La mythologie attribue à l'île une origine violente. Poséidon, selon la légende, aurait frappé la pointe sud de Corfou avec son trident et séparé Paxos pour créer un refuge pour Amphitrite. La géologie raconte une version plus lente : du calcaire soluble, faillé et érodé, rongé par la mer Ionienne pendant des millénaires. Le résultat est le même pour le littoral : une muraille ouest de falaises de craie atteignant 180 mètres de haut, percées de grottes marines à Ipapanti, Ortholithos et l'arche de Tripitos. Les bateaux entrent dans plusieurs d'entre elles. L'eau à l'intérieur affiche un bleu qui doit plus à la lumière réfractée sur la roche blanche qu'aux pigments.
Gaios elle-même est gardée par deux îlots, Agios Nikolaos et Panagia, qui transforment le port en un chenal naturel et ont rendu le port défendable. Une forteresse vénitienne de 1423 occupe toujours le plus grand. Loggos et Lakka, les deux villages du nord, ont été construits autour de pressoirs à huile et de chantiers navals plutôt que du tourisme ; plusieurs pressoirs du dix-neuvième siècle subsistent en tant que maisons. Antipaxos, à trois kilomètres au sud, compte moins de vingt résidents permanents et produit un vin sombre à haute teneur en alcool à partir de vignes enracinées directement dans le calcaire. Ses plages, Voutoumi et Vrika, sont la raison pour laquelle la plupart des itinéraires d'excursion d'une journée de Corfou à Paxos se terminent là.
Les îles ne sont devenues accessibles pour une journée qu'à l'ère moderne des catamarans rapides ; une excursion en bateau de la ville de Corfou à Paxos qui prenait autrefois une journée de travail à la voile ne prend plus qu'environ quatre-vingt-dix minutes.

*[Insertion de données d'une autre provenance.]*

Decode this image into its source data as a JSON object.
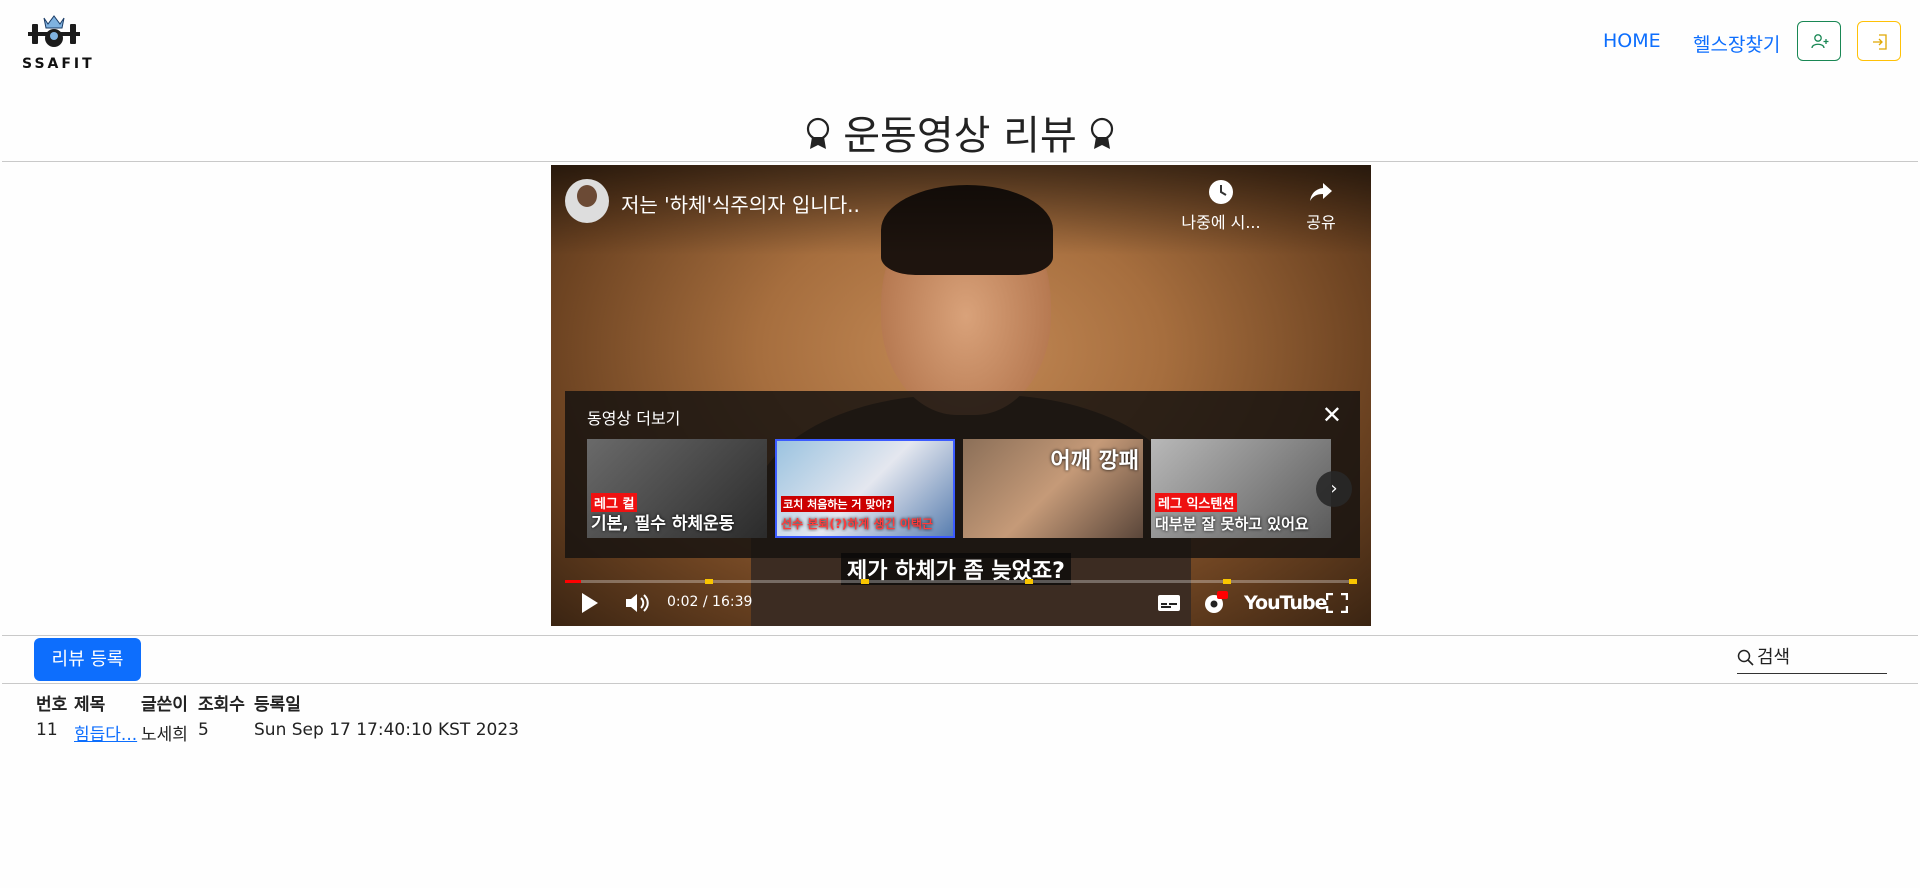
{
  "logo": {
    "text": "SSAFIT"
  },
  "nav": {
    "home": "HOME",
    "find_gym": "헬스장찾기",
    "signup_icon": "user-plus-icon",
    "login_icon": "login-icon"
  },
  "page_title": "운동영상 리뷰",
  "video": {
    "title": "저는 '하체'식주의자 입니다..",
    "watch_later": "나중에 시...",
    "share": "공유",
    "more_videos_title": "동영상 더보기",
    "thumbnails": [
      {
        "tag": "레그 컬",
        "caption": "기본, 필수 하체운동"
      },
      {
        "tag": "",
        "caption": "선수 본퇴(?)하게 생긴 이택근",
        "upper": "코치 처음하는 거 맞아?"
      },
      {
        "tag": "",
        "caption": "어깨 깡패",
        "upper": ""
      },
      {
        "tag": "레그 익스텐션",
        "caption": "대부분 잘 못하고 있어요"
      }
    ],
    "subtitle": "제가 하체가 좀 늦었죠?",
    "time": "0:02 / 16:39",
    "progress": 0.02,
    "brand": "YouTube"
  },
  "review_button": "리뷰 등록",
  "search": {
    "placeholder": "검색"
  },
  "table": {
    "headers": [
      "번호",
      "제목",
      "글쓴이",
      "조회수",
      "등록일"
    ],
    "rows": [
      {
        "no": "11",
        "title": "힘듭다...",
        "author": "노세희",
        "views": "5",
        "date": "Sun Sep 17 17:40:10 KST 2023"
      }
    ]
  }
}
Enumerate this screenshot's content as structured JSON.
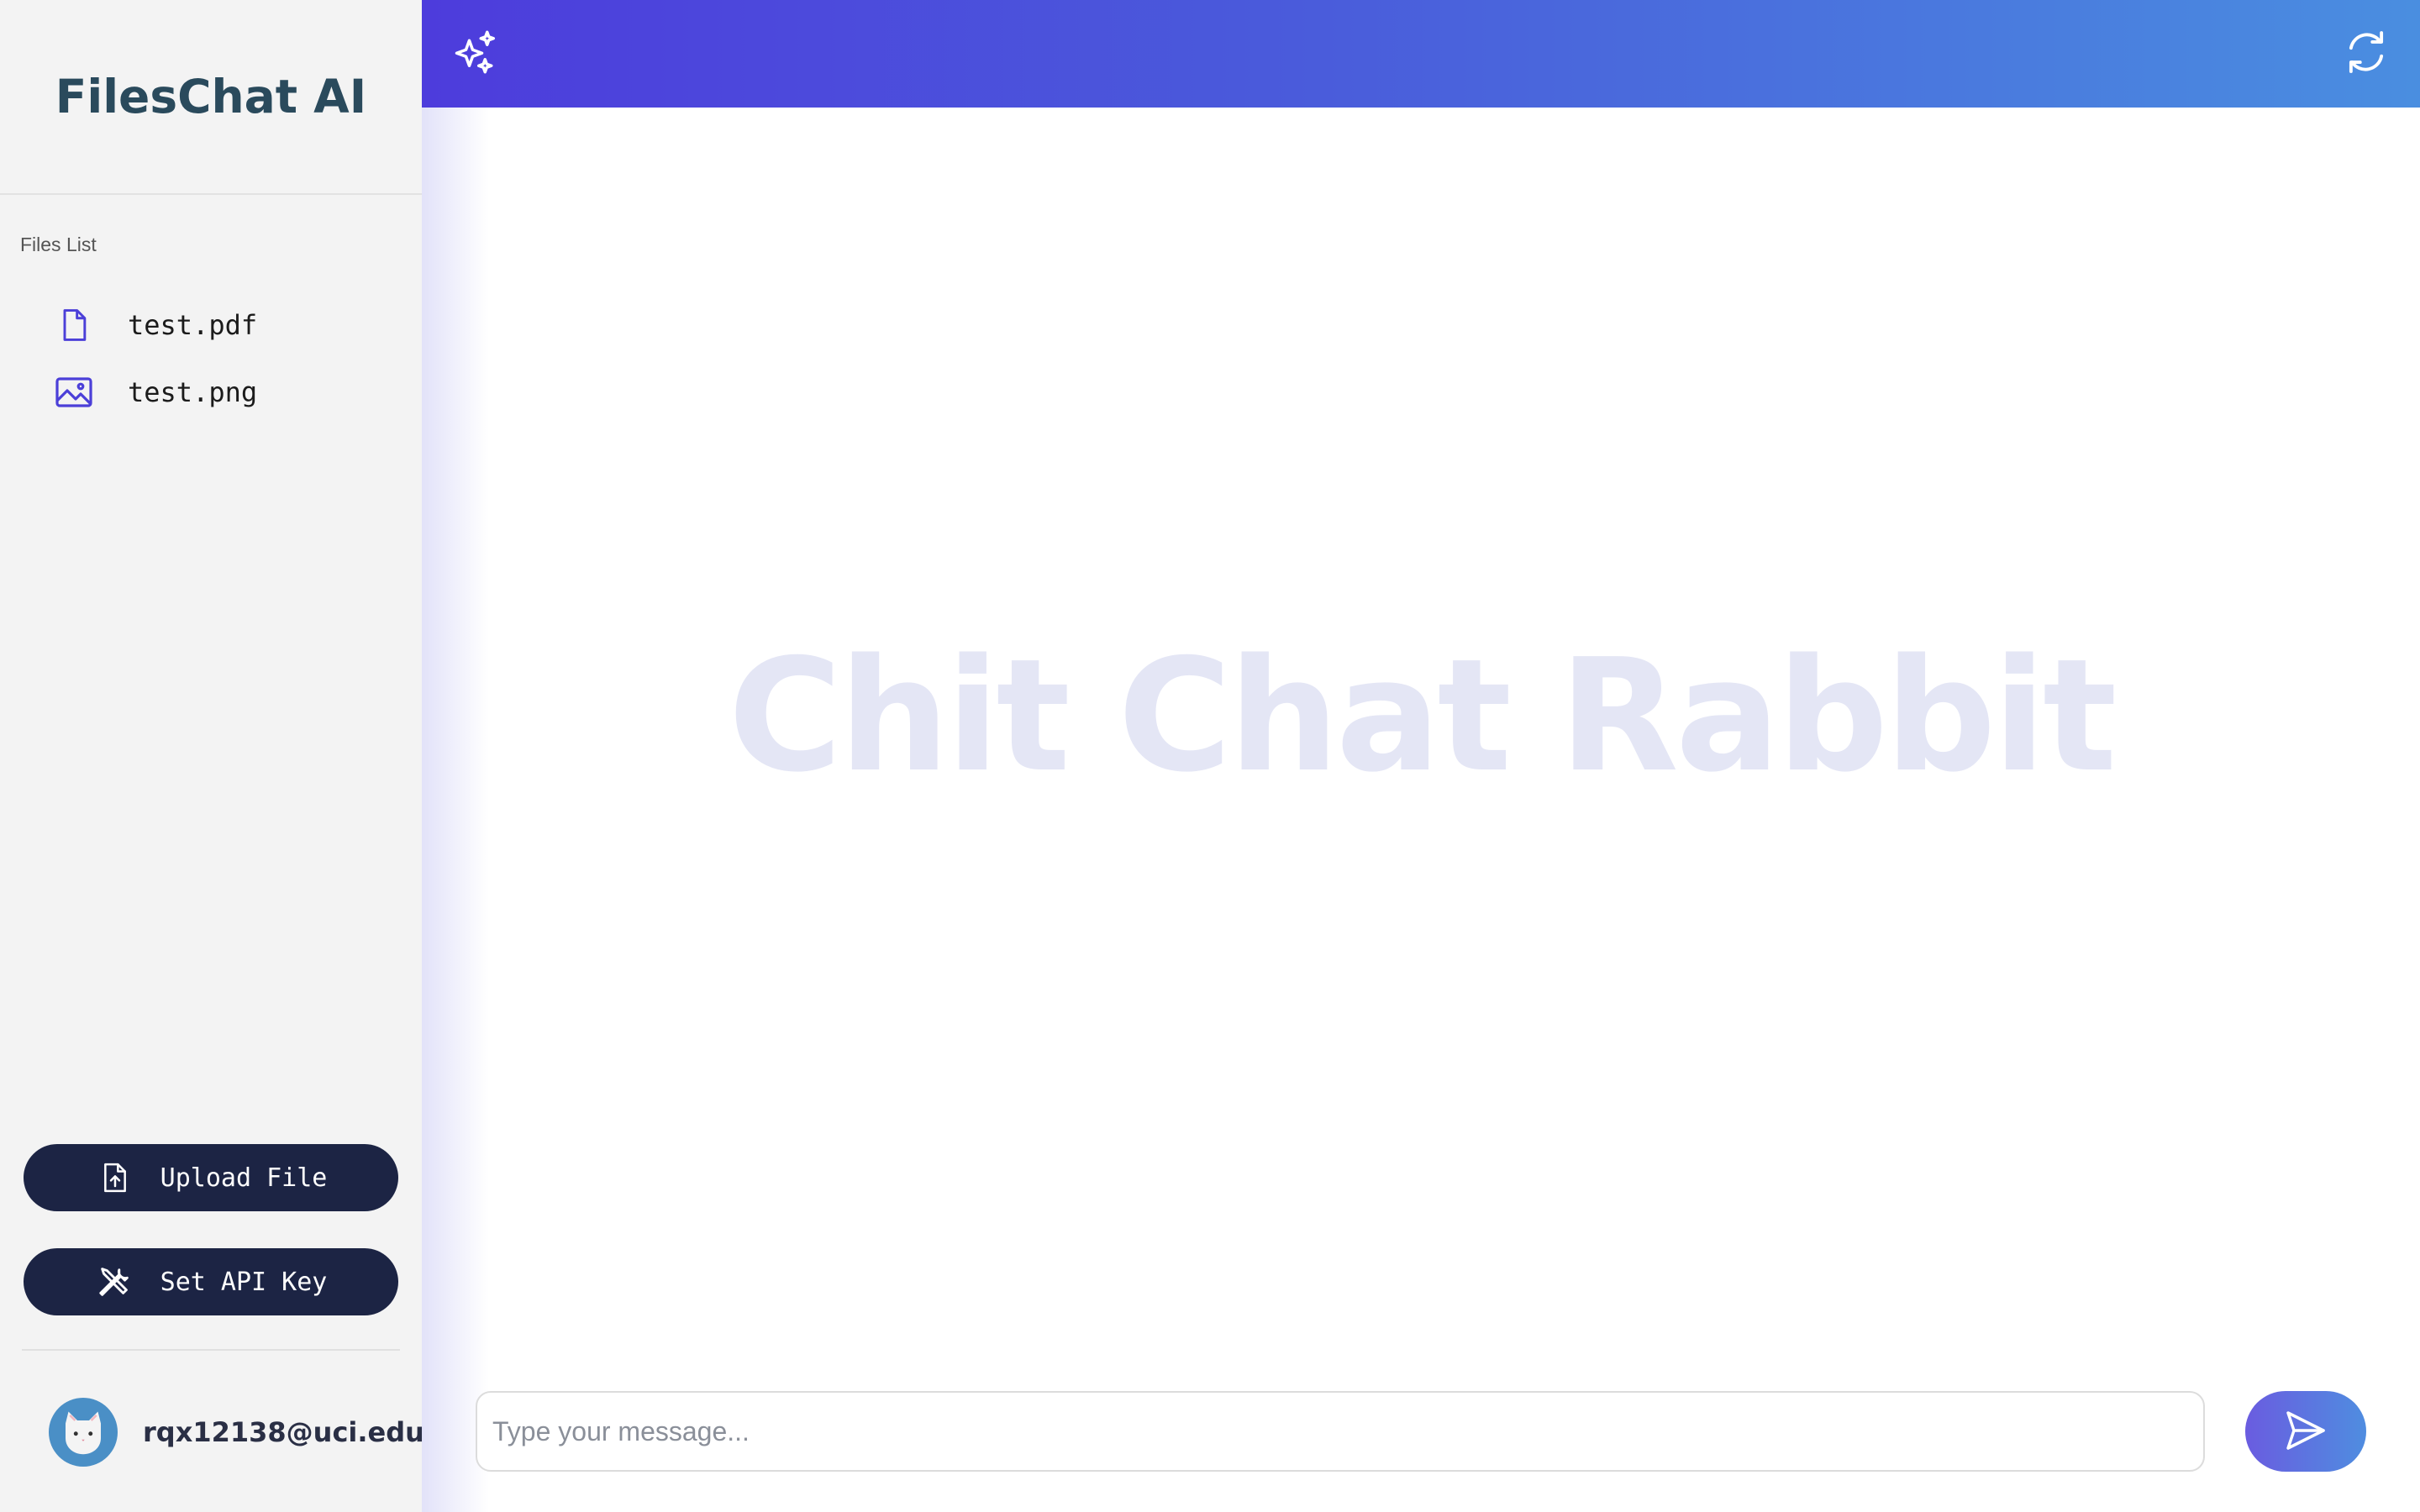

Cet accès a modifié l'économie de l'archipel sans beaucoup changer sa structure. Les hauteurs des bâtiments restent faibles. Les terrasses d'oliviers sont protégées. L'entrée sur les îles elles-mêmes ne coûte rien — 0 EUR — les frais ne s'appliquant qu'au transport, c'est pourquoi une croisière d'une journée de Corfou à Paxos se lit moins comme un billet d'entrée que comme un passage.
Ce qui perdure, c'est une qualité particulière d'enclave. Des falaises sur un flanc, la mer Ionienne ouverte sur l'autre, et entre elles, un plateau de turquoise assez peu profond pour lire le fond marin. Les excursions en bateau de Corfou à Paxos ne l'ont pas diminué.